Let’s refresh some basics first. As we know everything we execute in a computer program boils down to an OS thread that is executed by the CPU. Each core in a CPU can execute a single thread. A program may have several types of tasks such as doing some computation, waiting on some condition or blocking on an I/O, etc. So all the tasks in a program are not CPU intensive. For an instance when there is an I/O operation the thread gets blocked and the CPU time gets wasted. In order to avoid that the OS creates a new thread for another task and CPU switches to that, we call this context switching.
When we have a lot of blocking threads, the OS keep creating new threads. When there are a lot of threads to execute, the OS has to switch between threads to give everyone a chance to execute. This may lead to a decrease in performance. This is because, as the number of OS threads in the system increases, the context switch overhead start to dominate and each thread have to wait longer to be scheduled.
So in order to have better performance either the programmer has to write clever code or the programming language should provide a better abstraction on top of the OS threads.

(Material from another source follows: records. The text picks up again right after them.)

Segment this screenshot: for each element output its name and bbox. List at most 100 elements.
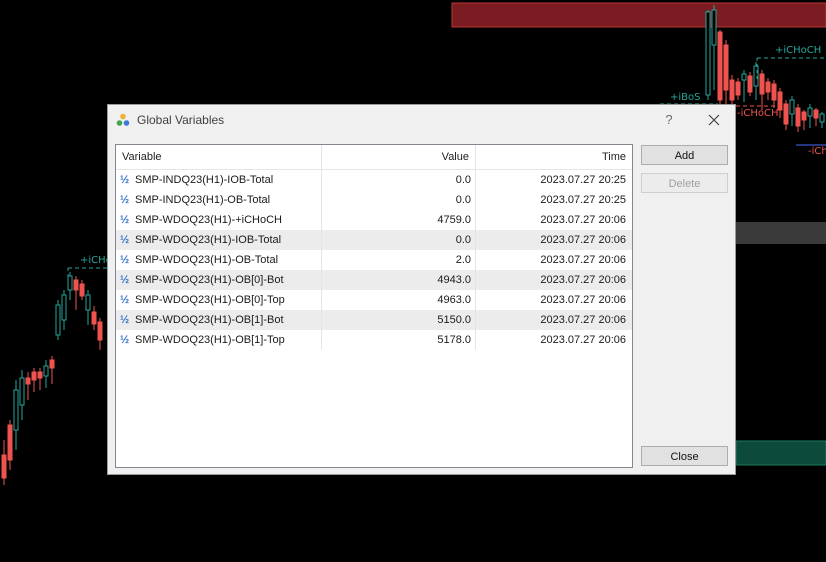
table-row[interactable]: ½ SMP-WDOQ23(H1)-OB[0]-Top 4963.0 2023.07… bbox=[116, 290, 632, 310]
table-row[interactable]: ½ SMP-WDOQ23(H1)-IOB-Total 0.0 2023.07.27… bbox=[116, 230, 632, 250]
candle-body bbox=[711, 9, 717, 46]
candle-body bbox=[783, 103, 789, 125]
time-cell: 2023.07.27 20:25 bbox=[540, 194, 626, 206]
time-cell: 2023.07.27 20:25 bbox=[540, 174, 626, 186]
table-row[interactable]: ½ SMP-WDOQ23(H1)-OB-Total 2.0 2023.07.27 … bbox=[116, 250, 632, 270]
time-cell: 2023.07.27 20:06 bbox=[540, 274, 626, 286]
value-cell: 0.0 bbox=[322, 230, 476, 250]
variable-cell: ½ SMP-INDQ23(H1)-IOB-Total bbox=[116, 170, 322, 190]
column-header-variable[interactable]: Variable bbox=[116, 145, 322, 169]
candle-body bbox=[759, 73, 765, 95]
value-cell: 5178.0 bbox=[322, 330, 476, 350]
half-icon: ½ bbox=[120, 334, 130, 346]
variable-name: SMP-WDOQ23(H1)-OB-Total bbox=[135, 254, 279, 266]
time-cell: 2023.07.27 20:06 bbox=[540, 254, 626, 266]
candle-body bbox=[771, 83, 777, 101]
half-icon: ½ bbox=[120, 234, 130, 246]
table-row[interactable]: ½ SMP-WDOQ23(H1)-OB[0]-Bot 4943.0 2023.07… bbox=[116, 270, 632, 290]
variable-name: SMP-INDQ23(H1)-IOB-Total bbox=[135, 174, 274, 186]
candle-body bbox=[765, 81, 771, 93]
value-cell: 4963.0 bbox=[322, 290, 476, 310]
variable-cell: ½ SMP-WDOQ23(H1)-OB[1]-Top bbox=[116, 330, 322, 350]
title-bar[interactable]: Global Variables ? bbox=[108, 105, 735, 135]
time-cell: 2023.07.27 20:06 bbox=[540, 214, 626, 226]
candle-body bbox=[795, 107, 801, 127]
value-cell: 0.0 bbox=[322, 190, 476, 210]
candle-body bbox=[79, 283, 85, 297]
ich-neg-right-label: -iCh bbox=[808, 146, 826, 157]
candle-body bbox=[73, 279, 79, 291]
add-button[interactable]: Add bbox=[641, 145, 728, 165]
candle-body bbox=[723, 44, 729, 91]
half-icon: ½ bbox=[120, 254, 130, 266]
table-row[interactable]: ½ SMP-WDOQ23(H1)-OB[1]-Bot 5150.0 2023.07… bbox=[116, 310, 632, 330]
value-cell: 4759.0 bbox=[322, 210, 476, 230]
candle-body bbox=[67, 275, 73, 291]
variable-cell: ½ SMP-WDOQ23(H1)-OB[0]-Top bbox=[116, 290, 322, 310]
candle-body bbox=[1, 454, 7, 479]
variable-cell: ½ SMP-WDOQ23(H1)-OB[1]-Bot bbox=[116, 310, 322, 330]
dialog-title: Global Variables bbox=[137, 113, 225, 127]
candle-body bbox=[789, 99, 795, 115]
half-icon: ½ bbox=[120, 314, 130, 326]
candle-body bbox=[819, 113, 825, 123]
candle-body bbox=[735, 81, 741, 96]
column-header-time[interactable]: Time bbox=[476, 145, 632, 169]
table-row[interactable]: ½ SMP-INDQ23(H1)-OB-Total 0.0 2023.07.27 … bbox=[116, 190, 632, 210]
variables-list[interactable]: Variable Value Time ½ SMP-INDQ23(H1)-IOB-… bbox=[115, 144, 633, 468]
variable-cell: ½ SMP-WDOQ23(H1)-OB-Total bbox=[116, 250, 322, 270]
ibos-label: +iBoS bbox=[670, 92, 701, 103]
variable-cell: ½ SMP-WDOQ23(H1)-+iCHoCH bbox=[116, 210, 322, 230]
candle-body bbox=[7, 424, 13, 461]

A strand can be called a lightweight thread. In Ballerina a sequence of execution is called a Strand. A program starts with a default strand. Every time you create a new worker or make an async call, a new strand is getting created. In a the service mode each and every request is a new strand.
In a programing language like java, a java thread is mapped to an OS thread and it’s up to the OS to schedule those threads. But several ballerina strands can be run on the same OS thread. That’s why we call it a lightweight thread. This is more similar to the Go implementation.
Ballerina scheduler is responsible for executing the ballerina strands. The scheduler is where we have implemented the non-blocking architecture of ballerina. Scheduler has a fixed size thread pool. Since the ballerina scheduler is non-blocking we do not need something like a growing thread pool. Let’s see how that works.
In the scheduler, we have a set of threads that are ready to accept strands to be executed. Once a strand is submitted, one of these threads starts executing the strand. If a strand comes to a state where it is blocked to another strand (or an external library) the strand is yielded and the execution returns back to the scheduler. The thread gets released from the old strand and it will pick a new strand from the submitted runnable strands list. It is the duty of the strand that blocked the old strand to put it back to the runnable strand list when it is ready to continue. The structure of the strand makes sure that the strand will continue from where it got blocked.
With this non-blocking design, since the Ballerina itself reuses the blocking threads, the OS does not have to worry on recreating new threads and assigning tasks. We believe that this program level switching is more efficient than the OS level thread creations. Also, if the Ballerina program has a thread pool size equals to the number of cores, since the program does not create new threads there will be minimal context switching in the CPU.
Currently, the default thread pool size in Ballerina 1.0 is set to twice the number of cores available due to some other reasons. But this can be configured by setting the system variable “BALLERINA_MAX_POOL_SIZE”.
A ballerina program that is written without using any standard libraries will run 100% non-blocking. But Ballerina is a language for network distributed systems and a modern program cannot live without interacting with external parties. For that Ballerina has a set of standard libraries to be used for network interactions and other use cases.
Most of these libraries have their own thread pools and will not block the Ballerina scheduler threads. For instance, the HTTP standard library uses its own non-blocking thread pool. Ballerina scheduler couples well with this and delivers optimal performance with the thread pool size of the number of cores.
But, there are some libraries such as JDBC that are still blocking. Those libraries will not release the scheduler thread when it is blocked. For such cases, we need to set the Ballerina thread pool size to a larger number.
Anyway, this can be improved. One option is sharing the same Ballerina scheduler to the standard libraries as well. Any suggestions on this are welcome.
Please note that this post is based on Ballerina 1.0.
So it’s time for your ballet in the non-blocking style. Happy coding!